In particolare, per aversi società di fatto sono necessari, nei rapporti interni tra le parti, il fondo comune, costituito dai conferimenti finalizzati all'esercizio congiunto di un'attività economica, l'alea comune dei guadagni e delle perdite, e l'affectio societatis, cioè il vincolo di collaborazione in vista di detta attività, mentre nei confronti dei terzi, a far sorgere la responsabilità solidale dei soci ai sensi dell'art. 2297, è sufficiente la esteriorizzazione del vincolo sociale, ossia l'idoneità della condotta complessiva di taluno dei soci ad ingenerare all'esterno il ragionevole affidamento circa l'esistenza della società (in tal senso, Cass. n. 1573/1984; conf., Cass. n. 1131/2006; Cass. n. 12663/1998).

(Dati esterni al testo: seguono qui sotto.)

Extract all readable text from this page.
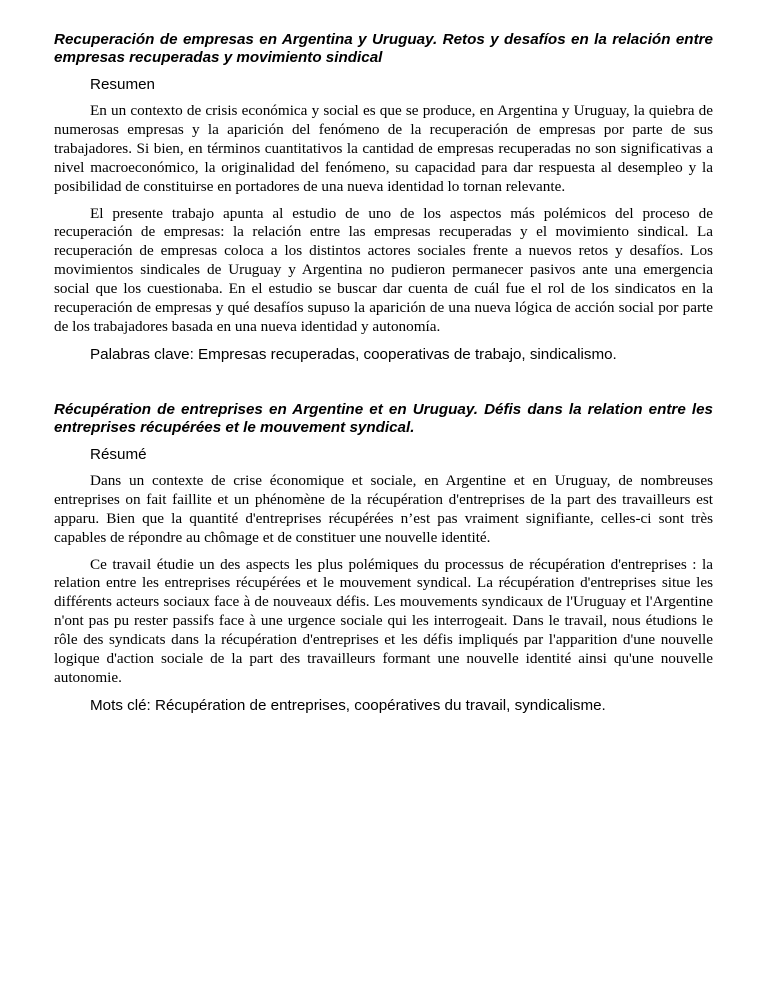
Recuperación de empresas en Argentina y Uruguay. Retos y desafíos en la relación entre empresas recuperadas y movimiento sindical

Resumen

En un contexto de crisis económica y social es que se produce, en Argentina y Uruguay, la quiebra de numerosas empresas y la aparición del fenómeno de la recuperación de empresas por parte de sus trabajadores. Si bien, en términos cuantitativos la cantidad de empresas recuperadas no son significativas a nivel macroeconómico, la originalidad del fenómeno, su capacidad para dar respuesta al desempleo y la posibilidad de constituirse en portadores de una nueva identidad lo tornan relevante.

El presente trabajo apunta al estudio de uno de los aspectos más polémicos del proceso de recuperación de empresas: la relación entre las empresas recuperadas y el movimiento sindical. La recuperación de empresas coloca a los distintos actores sociales frente a nuevos retos y desafíos. Los movimientos sindicales de Uruguay y Argentina no pudieron permanecer pasivos ante una emergencia social que los cuestionaba. En el estudio se buscar dar cuenta de cuál fue el rol de los sindicatos en la recuperación de empresas y qué desafíos supuso la aparición de una nueva lógica de acción social por parte de los trabajadores basada en una nueva identidad y autonomía.

Palabras clave: Empresas recuperadas, cooperativas de trabajo, sindicalismo.

Récupération de entreprises en Argentine et en Uruguay. Défis dans la relation entre les entreprises récupérées et le mouvement syndical.

Résumé

Dans un contexte de crise économique et sociale, en Argentine et en Uruguay, de nombreuses entreprises on fait faillite et un phénomène de la récupération d'entreprises de la part des travailleurs est apparu. Bien que la quantité d'entreprises récupérées n’est pas vraiment signifiante, celles-ci sont très capables de répondre au chômage et de constituer une nouvelle identité.

Ce travail étudie un des aspects les plus polémiques du processus de récupération d'entreprises : la relation entre les entreprises récupérées et le mouvement syndical. La récupération d'entreprises situe les différents acteurs sociaux face à de nouveaux défis. Les mouvements syndicaux de l'Uruguay et l'Argentine n'ont pas pu rester passifs face à une urgence sociale qui les interrogeait. Dans le travail, nous étudions le rôle des syndicats dans la récupération d'entreprises et les défis impliqués par l'apparition d'une nouvelle logique d'action sociale de la part des travailleurs formant une nouvelle identité ainsi qu'une nouvelle autonomie.

Mots clé: Récupération de entreprises, coopératives du travail, syndicalisme.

Resta naturalmente fermo che anche sul piano dei rapporti interni, l'esistenza di una società di fatto può desumersi non solo da prove dirette, specificamente riguardanti i requisiti del contratto sociale (affectio societatis, fondo comune, partecipazione agli utili e alle perdite), ma anche dalle manifestazioni esteriori dell'attività del gruppo, quando per la loro sintomaticità e concludenza costituiscano elementi rivelatori dell'esistenza della società anche nei rapporti interni tra soci (Cass. n. 8043/1998; Cass. n. 4187/1997; Cass. n. 4558/1979).